APELAÇÃO CÍVEL. RESPONSABILIDADE CIVIL EM ACIDENTE DE TRÂNSITO. CHOQUE ENTRE BICICLETA E ÔNIBUS. VIA URBANA. CULPA EXCLUSIVA DA VÍTIMA. 1- Preliminar. Cerceamento de defesa inocorrente: não há  falar em cerceamento de defesa, pois foi oportunizado à parte autora acostar o atestado médico de uma das testemunhas e informar o endereço atual das demais, providencias estas não efetuadas.
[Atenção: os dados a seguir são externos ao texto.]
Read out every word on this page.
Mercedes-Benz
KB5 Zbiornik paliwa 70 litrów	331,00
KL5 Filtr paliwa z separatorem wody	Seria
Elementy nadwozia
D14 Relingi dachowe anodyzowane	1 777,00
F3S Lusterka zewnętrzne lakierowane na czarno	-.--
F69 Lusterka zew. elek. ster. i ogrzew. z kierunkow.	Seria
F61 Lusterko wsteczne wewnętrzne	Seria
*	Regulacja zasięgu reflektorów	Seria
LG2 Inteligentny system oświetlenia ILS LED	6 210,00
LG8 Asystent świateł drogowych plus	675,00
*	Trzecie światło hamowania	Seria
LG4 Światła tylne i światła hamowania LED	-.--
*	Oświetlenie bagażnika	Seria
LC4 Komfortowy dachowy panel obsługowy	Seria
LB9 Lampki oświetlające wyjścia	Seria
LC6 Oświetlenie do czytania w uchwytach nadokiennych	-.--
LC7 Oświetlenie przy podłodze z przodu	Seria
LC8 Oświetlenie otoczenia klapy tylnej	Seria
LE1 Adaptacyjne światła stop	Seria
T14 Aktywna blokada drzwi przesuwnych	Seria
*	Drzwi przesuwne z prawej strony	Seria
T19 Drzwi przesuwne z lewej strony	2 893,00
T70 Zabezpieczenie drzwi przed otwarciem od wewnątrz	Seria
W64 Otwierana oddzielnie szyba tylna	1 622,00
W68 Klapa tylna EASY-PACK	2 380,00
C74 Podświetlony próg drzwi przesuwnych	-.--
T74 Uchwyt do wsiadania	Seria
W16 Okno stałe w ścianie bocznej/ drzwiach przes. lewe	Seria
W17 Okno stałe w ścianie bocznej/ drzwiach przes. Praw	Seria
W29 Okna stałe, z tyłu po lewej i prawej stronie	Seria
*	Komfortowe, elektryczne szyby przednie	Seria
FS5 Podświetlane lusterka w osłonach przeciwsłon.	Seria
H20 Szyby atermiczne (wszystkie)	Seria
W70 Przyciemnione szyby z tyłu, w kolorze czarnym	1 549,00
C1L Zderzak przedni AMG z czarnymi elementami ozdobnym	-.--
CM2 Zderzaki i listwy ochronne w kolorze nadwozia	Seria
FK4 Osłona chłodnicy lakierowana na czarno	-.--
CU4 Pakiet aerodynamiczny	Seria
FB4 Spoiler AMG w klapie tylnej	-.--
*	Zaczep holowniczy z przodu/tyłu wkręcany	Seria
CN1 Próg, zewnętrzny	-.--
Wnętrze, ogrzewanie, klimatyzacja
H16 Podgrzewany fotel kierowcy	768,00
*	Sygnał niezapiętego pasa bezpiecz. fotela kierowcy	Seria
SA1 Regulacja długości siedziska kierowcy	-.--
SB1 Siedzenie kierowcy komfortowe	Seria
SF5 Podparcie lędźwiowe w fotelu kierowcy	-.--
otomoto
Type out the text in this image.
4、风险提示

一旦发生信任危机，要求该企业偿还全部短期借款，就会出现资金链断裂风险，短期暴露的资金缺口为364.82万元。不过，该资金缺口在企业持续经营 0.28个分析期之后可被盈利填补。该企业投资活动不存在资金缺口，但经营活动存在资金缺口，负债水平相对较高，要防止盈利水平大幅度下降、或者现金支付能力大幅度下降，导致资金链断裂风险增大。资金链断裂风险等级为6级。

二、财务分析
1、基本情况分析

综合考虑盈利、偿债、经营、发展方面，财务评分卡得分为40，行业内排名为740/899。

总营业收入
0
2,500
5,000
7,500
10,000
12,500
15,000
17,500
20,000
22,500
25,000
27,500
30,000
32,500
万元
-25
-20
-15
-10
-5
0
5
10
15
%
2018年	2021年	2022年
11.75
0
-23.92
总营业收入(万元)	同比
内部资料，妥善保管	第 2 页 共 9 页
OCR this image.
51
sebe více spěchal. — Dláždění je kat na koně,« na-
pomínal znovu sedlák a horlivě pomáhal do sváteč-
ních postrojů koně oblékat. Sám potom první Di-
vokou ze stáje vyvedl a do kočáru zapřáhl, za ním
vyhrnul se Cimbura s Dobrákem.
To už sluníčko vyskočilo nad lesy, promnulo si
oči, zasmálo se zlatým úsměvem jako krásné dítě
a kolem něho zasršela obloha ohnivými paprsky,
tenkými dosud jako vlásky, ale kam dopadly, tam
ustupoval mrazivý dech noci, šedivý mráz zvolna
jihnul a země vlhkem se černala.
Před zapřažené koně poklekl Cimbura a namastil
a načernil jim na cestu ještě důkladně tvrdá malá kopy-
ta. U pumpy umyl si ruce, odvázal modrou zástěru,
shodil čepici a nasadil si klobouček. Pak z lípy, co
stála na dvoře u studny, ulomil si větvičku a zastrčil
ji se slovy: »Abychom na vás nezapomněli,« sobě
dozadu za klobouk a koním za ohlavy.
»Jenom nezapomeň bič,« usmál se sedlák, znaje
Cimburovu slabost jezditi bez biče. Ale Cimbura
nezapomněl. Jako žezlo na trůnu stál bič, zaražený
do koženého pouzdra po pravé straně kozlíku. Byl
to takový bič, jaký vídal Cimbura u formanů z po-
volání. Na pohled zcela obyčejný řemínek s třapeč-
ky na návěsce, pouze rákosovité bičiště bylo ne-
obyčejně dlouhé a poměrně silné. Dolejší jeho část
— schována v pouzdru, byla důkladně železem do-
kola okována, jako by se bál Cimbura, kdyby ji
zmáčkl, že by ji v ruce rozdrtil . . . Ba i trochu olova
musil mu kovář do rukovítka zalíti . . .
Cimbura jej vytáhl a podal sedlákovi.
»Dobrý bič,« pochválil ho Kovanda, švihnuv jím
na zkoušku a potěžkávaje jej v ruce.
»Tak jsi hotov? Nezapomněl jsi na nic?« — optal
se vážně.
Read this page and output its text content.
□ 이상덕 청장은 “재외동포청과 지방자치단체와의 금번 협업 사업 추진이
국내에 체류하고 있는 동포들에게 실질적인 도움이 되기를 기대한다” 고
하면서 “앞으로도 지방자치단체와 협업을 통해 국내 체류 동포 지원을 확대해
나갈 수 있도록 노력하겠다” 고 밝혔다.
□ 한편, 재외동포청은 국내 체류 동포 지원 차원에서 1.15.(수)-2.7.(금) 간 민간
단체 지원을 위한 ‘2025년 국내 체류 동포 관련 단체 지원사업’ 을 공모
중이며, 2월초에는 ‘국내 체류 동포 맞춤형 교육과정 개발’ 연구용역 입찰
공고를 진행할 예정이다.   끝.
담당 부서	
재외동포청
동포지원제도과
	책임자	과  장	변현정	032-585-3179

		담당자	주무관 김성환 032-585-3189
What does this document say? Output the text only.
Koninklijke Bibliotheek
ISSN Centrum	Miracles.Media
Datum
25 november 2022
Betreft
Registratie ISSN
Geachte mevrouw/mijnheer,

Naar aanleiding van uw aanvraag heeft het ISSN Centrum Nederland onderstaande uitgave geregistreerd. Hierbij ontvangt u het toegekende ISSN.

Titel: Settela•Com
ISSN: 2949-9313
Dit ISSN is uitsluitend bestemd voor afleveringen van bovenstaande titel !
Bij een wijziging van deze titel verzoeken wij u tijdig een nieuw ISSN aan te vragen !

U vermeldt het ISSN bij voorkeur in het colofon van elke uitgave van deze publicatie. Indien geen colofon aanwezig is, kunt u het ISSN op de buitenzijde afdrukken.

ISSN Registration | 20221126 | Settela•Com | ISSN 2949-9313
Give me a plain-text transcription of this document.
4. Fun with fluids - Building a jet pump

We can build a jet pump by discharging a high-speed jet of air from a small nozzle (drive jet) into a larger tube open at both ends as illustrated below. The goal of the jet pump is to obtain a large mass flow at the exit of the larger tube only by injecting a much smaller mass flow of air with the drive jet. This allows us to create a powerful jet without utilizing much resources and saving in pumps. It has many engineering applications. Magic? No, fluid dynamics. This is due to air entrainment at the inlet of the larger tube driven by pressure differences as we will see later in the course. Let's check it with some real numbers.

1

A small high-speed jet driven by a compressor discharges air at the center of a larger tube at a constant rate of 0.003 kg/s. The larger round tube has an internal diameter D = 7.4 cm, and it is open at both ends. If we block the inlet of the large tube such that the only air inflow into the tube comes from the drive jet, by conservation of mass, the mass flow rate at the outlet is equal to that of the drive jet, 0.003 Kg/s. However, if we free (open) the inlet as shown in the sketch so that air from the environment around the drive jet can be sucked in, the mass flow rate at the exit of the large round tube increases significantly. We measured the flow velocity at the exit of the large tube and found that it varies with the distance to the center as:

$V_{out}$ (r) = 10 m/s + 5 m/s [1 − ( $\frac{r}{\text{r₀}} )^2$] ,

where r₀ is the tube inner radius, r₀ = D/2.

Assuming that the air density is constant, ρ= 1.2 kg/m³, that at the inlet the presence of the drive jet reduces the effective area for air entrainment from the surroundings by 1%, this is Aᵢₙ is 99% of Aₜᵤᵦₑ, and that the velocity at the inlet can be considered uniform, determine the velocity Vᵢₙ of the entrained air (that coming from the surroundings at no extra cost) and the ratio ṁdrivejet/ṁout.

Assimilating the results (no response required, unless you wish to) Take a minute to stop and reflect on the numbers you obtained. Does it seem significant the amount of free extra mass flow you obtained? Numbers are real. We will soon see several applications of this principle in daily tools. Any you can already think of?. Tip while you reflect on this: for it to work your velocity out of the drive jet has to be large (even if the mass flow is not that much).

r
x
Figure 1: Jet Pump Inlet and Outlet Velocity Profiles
Ademais, ocorreu a preclusão da matéria, uma vez que o autor, devidamente intimado da decisão que interpretou a sua inércia como desistência da prova oral, mais uma vez quedou silente. 2- Responsabilidade pelo evento danoso: as provas carreadas aos autos demonstram que o atropelamento ocorreu por culpa exclusiva do ciclista. No caso em exame, o autor estava andando em sua bicicleta, na contramão da avenida, à noite, sem qualquer sinalização luminosa, correndo o risco de ser atropelado. Em virtude da culpa exclusiva da vítima, resta elidida a responsabilidade da ré. Preliminar rejeitada e apelo desprovido. (Apelação Cível Nº 70033364092, Décima Segunda Câmara Cível, Tribunal de Justiça do RS, Relator: Umberto Guaspari Sudbrack, Julgado em 19/05/2011)

APELAÇÃO CÍVEL. RESPONSABILIDADE CIVIL EM ACIDENTE DE TRÂNSITO. CULPA EXCLUSIVA DA VÍTIMA. SENTENÇA DE IMPROCEDÊNCIA MANTIDA. Hipótese na qual a autora conduzia sua bicicleta na contramão e, mesmo ciente de que a ré, condutora do automóvel, estava parada e sinalizando para ingressar na pista preferencial, preferiu prosseguir na contramão, vindo a ser abalroada pelo veículo da ré. Culpa que deve ser atribuída, de forma exclusiva, à condutora da bicicleta. Sentença mantida na íntegra. NEGARAM PROVIMENTO. (Apelação Cível Nº 70048853154, Décima Segunda Câmara Cível, Tribunal de Justiça do RS, Relator: José Aquino Flôres de Camargo, Julgado em 31/05/2012)

           Por outro lado, reitero que não há prova de qualquer parcela de culpa do réu, não observado o teor do art. 333, I, do Código de Processo Civil, não havendo falar, nem mesmo, em culpa concorrente.

           Ante tais comemorativos, nego provimento ao apelo.

            No que se refere aos artigos invocados pelas partes, dou-os por prequestionados, com a finalidade de evitar eventual oposição de embargos declaratórios tão-somente para este fim. 

Des. Mário Crespo Brum (REVISOR) – De acordo com o(a) Relator(a).

Des. José  Aquino Flôres de Camargo (PRESIDENTE) – De acordo com o(a) Relator(a).

DES. JOSÉ  AQUINO FLÔRES DE CAMARGO – Presidente – Apelação Cível nº 70040674913, Comarca de Porto Alegre: “NEGARAM PROVIMENTO AO APELO. UNÂNIME.”